The agitation by farmers of Amaravati has entered 50th day on Wednesday. The agitation has been going on ever since YSR Congress party president and chief minister Y S Jagan Mohan Reddy announced in the state assembly that there is a possibility of forming three capitals for the state – executive capital at Visakhapatnam, legislative capital at Amaravati and judicial capital at Kurnool.
Much water has flown in Krishna river since then. The Jagan Mohan Reddy government has gone too far ahead in his mission. He got the report of experts committee headed by retired IAS officer G N Rao and that of Boston Consulting Group; constituted a high-power committee of ministers that endorsed the findings of the two expert committee reports and recommended formation of three capitals.
The Jagan cabinet approved the two draft bills – one to repeal APCRDA Act and another on decentralisation of administration with creation of three capitals. The government conducted a special session of assembly where these two bills were passed easily, but they got stuck up in the state legislative council due to lack of adequate numbers for the ruling party.

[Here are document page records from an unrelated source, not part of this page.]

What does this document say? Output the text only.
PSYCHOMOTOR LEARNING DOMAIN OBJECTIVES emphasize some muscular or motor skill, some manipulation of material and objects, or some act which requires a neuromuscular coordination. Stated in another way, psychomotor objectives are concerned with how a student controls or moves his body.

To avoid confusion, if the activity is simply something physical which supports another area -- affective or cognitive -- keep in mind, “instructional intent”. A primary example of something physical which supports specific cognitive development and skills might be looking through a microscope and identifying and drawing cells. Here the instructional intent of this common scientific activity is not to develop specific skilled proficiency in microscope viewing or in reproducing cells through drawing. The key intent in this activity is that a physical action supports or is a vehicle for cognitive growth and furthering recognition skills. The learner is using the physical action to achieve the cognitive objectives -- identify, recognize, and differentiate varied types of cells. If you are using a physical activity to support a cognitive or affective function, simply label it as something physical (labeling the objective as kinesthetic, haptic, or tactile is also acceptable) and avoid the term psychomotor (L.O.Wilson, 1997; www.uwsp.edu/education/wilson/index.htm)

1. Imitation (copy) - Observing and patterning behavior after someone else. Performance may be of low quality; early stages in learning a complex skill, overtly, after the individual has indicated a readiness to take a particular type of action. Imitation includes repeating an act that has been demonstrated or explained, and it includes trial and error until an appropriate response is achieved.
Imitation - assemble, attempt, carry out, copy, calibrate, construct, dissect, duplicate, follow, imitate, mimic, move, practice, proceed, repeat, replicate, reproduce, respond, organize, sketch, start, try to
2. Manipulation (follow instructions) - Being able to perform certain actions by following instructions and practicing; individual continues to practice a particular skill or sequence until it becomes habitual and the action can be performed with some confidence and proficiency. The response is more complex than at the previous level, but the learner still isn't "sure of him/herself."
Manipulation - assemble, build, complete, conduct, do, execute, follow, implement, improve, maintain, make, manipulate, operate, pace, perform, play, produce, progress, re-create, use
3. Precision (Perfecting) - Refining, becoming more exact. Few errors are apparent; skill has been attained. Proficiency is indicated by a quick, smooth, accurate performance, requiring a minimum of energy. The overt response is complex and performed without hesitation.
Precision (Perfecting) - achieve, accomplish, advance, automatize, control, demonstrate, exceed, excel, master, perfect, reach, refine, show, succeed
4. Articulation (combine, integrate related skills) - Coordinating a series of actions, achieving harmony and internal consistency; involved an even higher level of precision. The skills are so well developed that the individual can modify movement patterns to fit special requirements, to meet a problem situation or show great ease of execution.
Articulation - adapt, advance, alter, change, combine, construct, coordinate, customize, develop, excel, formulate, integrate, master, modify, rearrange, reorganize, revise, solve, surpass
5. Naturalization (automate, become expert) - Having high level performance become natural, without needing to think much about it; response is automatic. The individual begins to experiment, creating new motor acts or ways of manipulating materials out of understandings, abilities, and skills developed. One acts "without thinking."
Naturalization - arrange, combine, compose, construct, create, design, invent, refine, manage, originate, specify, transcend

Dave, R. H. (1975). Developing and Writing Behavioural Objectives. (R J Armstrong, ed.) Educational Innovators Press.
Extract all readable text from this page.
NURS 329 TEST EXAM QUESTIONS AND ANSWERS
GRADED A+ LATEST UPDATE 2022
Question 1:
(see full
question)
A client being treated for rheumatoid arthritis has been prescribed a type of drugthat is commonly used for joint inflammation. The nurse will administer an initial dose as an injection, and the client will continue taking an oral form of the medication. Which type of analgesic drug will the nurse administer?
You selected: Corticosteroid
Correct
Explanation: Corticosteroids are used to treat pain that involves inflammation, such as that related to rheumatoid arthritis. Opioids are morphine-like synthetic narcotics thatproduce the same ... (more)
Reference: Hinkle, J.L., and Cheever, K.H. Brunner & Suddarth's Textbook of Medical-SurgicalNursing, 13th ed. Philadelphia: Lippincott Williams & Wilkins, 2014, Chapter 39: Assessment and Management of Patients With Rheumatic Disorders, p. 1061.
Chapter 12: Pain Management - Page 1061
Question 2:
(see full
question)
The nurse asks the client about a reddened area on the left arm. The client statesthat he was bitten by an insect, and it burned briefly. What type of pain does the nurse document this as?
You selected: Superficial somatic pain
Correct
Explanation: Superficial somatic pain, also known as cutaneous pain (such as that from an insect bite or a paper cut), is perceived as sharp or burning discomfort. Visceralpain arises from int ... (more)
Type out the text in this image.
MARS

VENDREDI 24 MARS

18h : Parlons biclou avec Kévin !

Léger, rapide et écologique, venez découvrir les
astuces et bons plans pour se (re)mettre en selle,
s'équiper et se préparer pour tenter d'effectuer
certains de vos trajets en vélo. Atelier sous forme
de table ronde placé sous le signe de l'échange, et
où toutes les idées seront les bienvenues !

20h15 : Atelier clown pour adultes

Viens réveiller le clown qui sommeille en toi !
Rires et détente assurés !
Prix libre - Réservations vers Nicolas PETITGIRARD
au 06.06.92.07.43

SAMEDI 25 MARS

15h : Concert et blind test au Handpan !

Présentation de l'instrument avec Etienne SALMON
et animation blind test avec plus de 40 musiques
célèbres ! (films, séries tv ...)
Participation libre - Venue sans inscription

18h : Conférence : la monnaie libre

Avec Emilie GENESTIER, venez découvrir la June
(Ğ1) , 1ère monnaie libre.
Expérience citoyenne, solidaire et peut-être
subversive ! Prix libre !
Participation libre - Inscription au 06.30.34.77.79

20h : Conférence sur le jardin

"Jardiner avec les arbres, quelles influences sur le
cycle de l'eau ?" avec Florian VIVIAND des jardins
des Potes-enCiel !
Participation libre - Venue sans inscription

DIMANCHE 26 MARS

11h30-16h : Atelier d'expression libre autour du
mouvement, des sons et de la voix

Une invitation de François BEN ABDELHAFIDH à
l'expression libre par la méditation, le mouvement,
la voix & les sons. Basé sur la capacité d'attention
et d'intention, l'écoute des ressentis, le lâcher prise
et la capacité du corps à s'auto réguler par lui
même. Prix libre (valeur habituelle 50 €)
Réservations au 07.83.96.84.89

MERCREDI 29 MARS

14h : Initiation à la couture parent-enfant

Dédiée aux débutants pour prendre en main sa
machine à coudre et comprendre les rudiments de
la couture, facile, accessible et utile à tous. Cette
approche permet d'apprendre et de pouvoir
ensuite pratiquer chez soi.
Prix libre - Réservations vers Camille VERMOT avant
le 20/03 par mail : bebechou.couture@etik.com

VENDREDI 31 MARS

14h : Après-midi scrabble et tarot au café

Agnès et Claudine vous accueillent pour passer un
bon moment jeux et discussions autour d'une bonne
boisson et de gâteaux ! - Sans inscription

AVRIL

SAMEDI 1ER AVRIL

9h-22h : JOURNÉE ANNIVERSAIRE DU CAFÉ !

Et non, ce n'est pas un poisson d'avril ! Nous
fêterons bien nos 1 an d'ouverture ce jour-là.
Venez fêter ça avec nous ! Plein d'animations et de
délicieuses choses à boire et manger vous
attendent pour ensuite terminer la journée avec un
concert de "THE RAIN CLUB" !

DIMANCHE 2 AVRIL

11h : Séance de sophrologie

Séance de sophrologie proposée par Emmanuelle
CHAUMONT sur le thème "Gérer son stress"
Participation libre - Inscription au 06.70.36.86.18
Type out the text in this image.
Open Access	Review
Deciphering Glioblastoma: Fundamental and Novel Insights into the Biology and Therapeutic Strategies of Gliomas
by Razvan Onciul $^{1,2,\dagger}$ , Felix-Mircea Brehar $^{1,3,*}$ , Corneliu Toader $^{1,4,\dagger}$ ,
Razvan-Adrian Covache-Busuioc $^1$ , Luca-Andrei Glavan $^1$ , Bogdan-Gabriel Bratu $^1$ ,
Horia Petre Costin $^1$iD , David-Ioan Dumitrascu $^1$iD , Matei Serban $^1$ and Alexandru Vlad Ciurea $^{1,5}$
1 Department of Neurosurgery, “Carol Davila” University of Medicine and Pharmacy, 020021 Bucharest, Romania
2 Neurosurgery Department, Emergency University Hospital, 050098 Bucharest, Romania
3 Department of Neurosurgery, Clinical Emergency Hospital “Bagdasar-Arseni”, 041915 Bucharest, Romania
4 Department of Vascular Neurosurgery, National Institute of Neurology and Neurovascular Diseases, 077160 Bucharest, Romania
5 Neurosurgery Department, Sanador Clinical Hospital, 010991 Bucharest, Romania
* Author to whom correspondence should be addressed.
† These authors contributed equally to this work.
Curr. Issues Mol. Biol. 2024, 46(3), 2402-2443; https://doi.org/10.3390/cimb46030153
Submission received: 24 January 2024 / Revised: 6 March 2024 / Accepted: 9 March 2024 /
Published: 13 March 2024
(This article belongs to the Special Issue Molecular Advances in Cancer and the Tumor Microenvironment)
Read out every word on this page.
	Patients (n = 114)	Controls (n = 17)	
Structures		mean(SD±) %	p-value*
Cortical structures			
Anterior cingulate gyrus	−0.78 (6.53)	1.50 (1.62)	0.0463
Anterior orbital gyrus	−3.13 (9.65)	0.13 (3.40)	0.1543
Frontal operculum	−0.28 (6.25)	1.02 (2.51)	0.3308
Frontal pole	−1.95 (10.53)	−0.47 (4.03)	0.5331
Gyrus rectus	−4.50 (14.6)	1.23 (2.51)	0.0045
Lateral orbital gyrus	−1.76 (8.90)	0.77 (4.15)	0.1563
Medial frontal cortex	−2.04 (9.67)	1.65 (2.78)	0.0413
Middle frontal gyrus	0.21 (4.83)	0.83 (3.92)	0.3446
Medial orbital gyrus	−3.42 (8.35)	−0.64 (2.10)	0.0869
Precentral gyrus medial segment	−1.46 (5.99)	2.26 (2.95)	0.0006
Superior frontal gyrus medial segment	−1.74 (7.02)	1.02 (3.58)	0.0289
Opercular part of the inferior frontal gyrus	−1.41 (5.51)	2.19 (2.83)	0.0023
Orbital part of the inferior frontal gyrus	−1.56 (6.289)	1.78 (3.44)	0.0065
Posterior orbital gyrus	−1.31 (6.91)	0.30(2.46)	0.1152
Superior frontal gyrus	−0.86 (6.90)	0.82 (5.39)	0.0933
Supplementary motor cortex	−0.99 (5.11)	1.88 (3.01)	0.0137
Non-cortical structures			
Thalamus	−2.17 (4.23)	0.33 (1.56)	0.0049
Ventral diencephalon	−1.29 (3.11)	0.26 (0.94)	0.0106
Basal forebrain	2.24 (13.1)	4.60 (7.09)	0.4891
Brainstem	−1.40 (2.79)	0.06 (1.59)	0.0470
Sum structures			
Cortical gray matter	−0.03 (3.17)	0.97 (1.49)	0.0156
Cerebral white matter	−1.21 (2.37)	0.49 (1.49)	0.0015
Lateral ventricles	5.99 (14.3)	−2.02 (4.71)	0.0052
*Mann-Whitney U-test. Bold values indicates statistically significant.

The TDP managed to stall the bills in the council by invoking Rule 71 first and then a day later, forced legislative council chairman to refer the bills to the select committee. Naturally angry with it, the Jagan government introduced a resolution in the state assembly abolishing the legislative council altogether.
The agitation of farmers which has started tentatively in the beginning has picked up later with the entry of TDP president N Chandrababu Naidu and his party leaders. Long marches, bike rallies, dharnas, road blocks, shutdowns, Chalo Assembly rallies, stone pelting, lathi charges, arrests, preventive detentions, court cases etc, followed during the agitation in the last 50 days. The BJP, Jana Sena and other parties, too, expressed their solidarity to the agitation.
The farmers and the TDP leaders have been making all efforts to stall the shifting of administrative capital from Amaravati to Visakhapatnam but nothing seemed to be working out for them. As a last resort, they tried to influence the Centre to rein in the Jagan government.
But with the Central government on Tuesday categorically making it clear that deciding the location of the capital city is the state’s prerogative, thereby indicating that it cannot interfere in the matter, it is now certain that Jagan will have the last laugh on the capital issue.
The pro-TDP media which has been giving wide coverage to the agitation of Amaravati farmers all these 50 days, continued with their coverage on Wednesday, too. But they seem to have reconciled to the fact that the shifting of capital is inevitable.
Yet, they tried to give some hope to the farmers that the Centre talked about only “capital” and not “capitals” and that the Centre has acknowledged only Amaravati as the capital city as it was notified way back in 2015.
Sakshi gave the factual position as stated by the Centre, while Andhra Jyothy pushed it inside, refusing to acknowledge the Centre’s decision.
Among the other stories, Sakshi gave wide coverage to Jagan’s letter to the Centre asking for special category status apart from arguments of the government in high court on English medium schools.
Andhra Jyothy carried a second lead story defending “insider trading” in Amaravati by arguing that those bought the lands were genuine persons despite having white ration cards. It pointed out that 95 per cent of the people of the state have white ration cards.
Eenadu carried a report on the state government’s status report on Polavaram project stating that 57 per cent of the works were completed. It also published an anchor story on the government’s proposal to set up three medical universities in three zones of the state.